Should the Controller uses other web service providers located outside the EU or the European Economic Area (EEA) that have access to some personal data of the users of the website, the Controller will provide them with full information and will verify that every measure (contractual and non-contractual) appropriate and necessary to ensure an adequate level of protection of their personal data is taken in accordance with and in the manner indicated by Chapter V of the GDPR and, in any case, by the legislation in force at the time regarding the protection of personal data.
In any case, you may always request more information about the identity of non-EU third parties who may know/process your personal data and the activities they carry out by making a request to the Controller at firstname.lastname@example.org.
6. RIGHTS OF DATA SUBJECTS
As a data subject, you have the right to ask the Controller for access to your data, rectification, deletion of your data, restriction of processing or to object to the processing of your data under the conditions set out in Articles 15,16,17,18, 21 of the GDPR. Finally, you have the right to lodge a complaint with a Supervisory Authority if you believe that the processing concerning you violates the legislation applicable to the protection of your personal data.

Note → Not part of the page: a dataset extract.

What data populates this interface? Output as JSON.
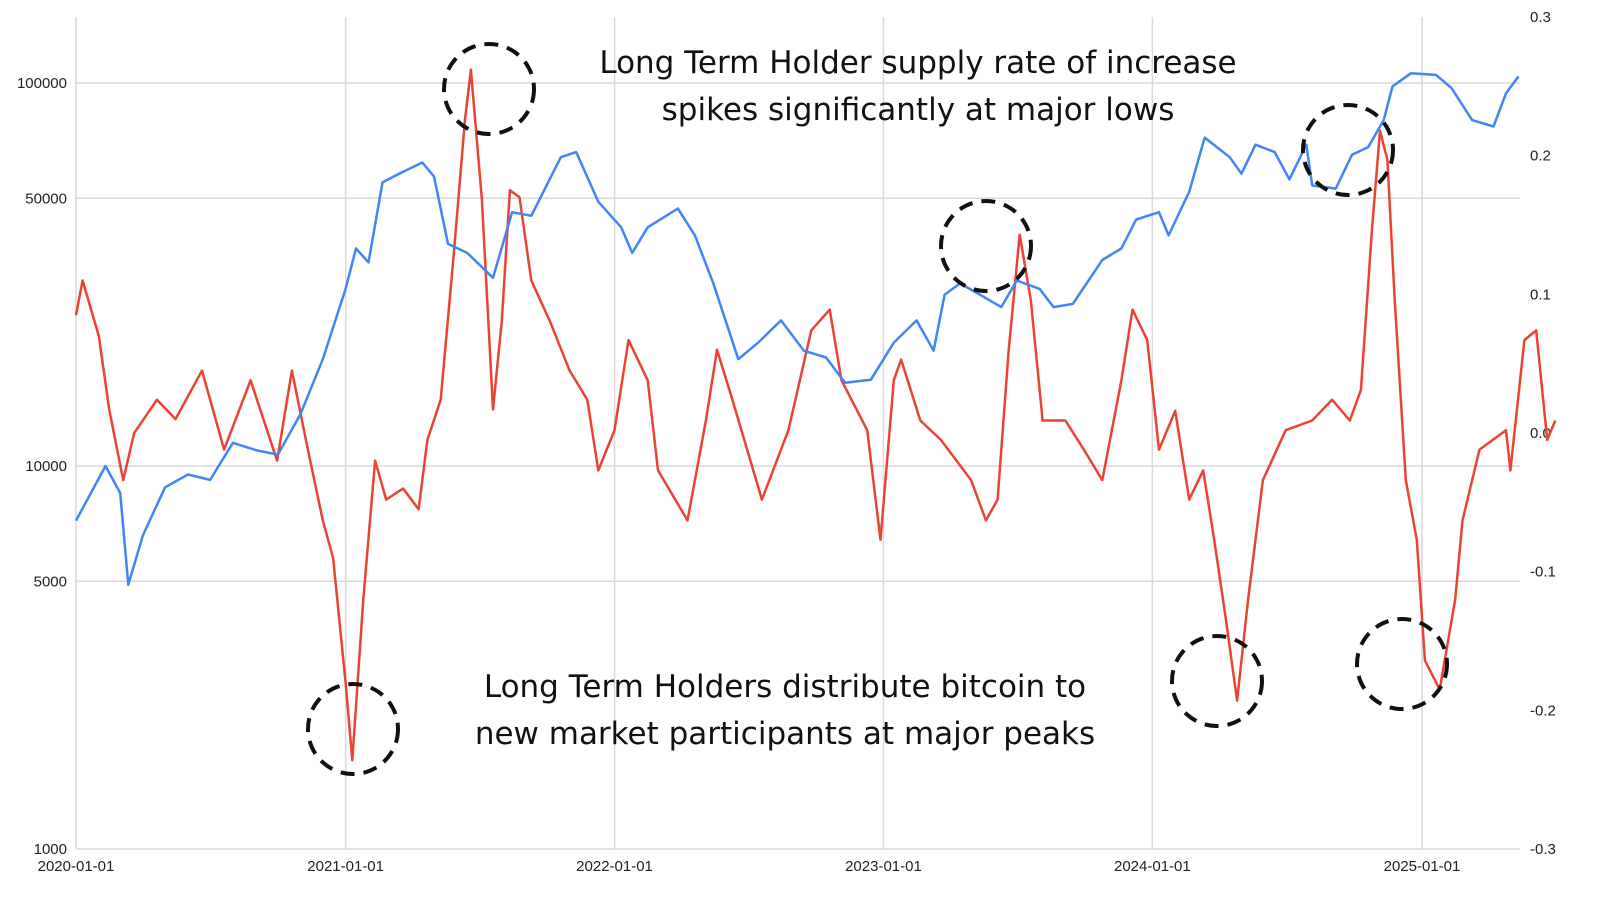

To request information about data processing or exercise your rights to your data, please contact the Controller at email@example.com.
The news rendered here may be subject to revision as a result of:
- changes in data protection regulations, for the aspect of interest here;
- technological implementations adopted by the Controller that impact the current processing methods;
- organizational changes in the structure of the Controller that may affect the date subject.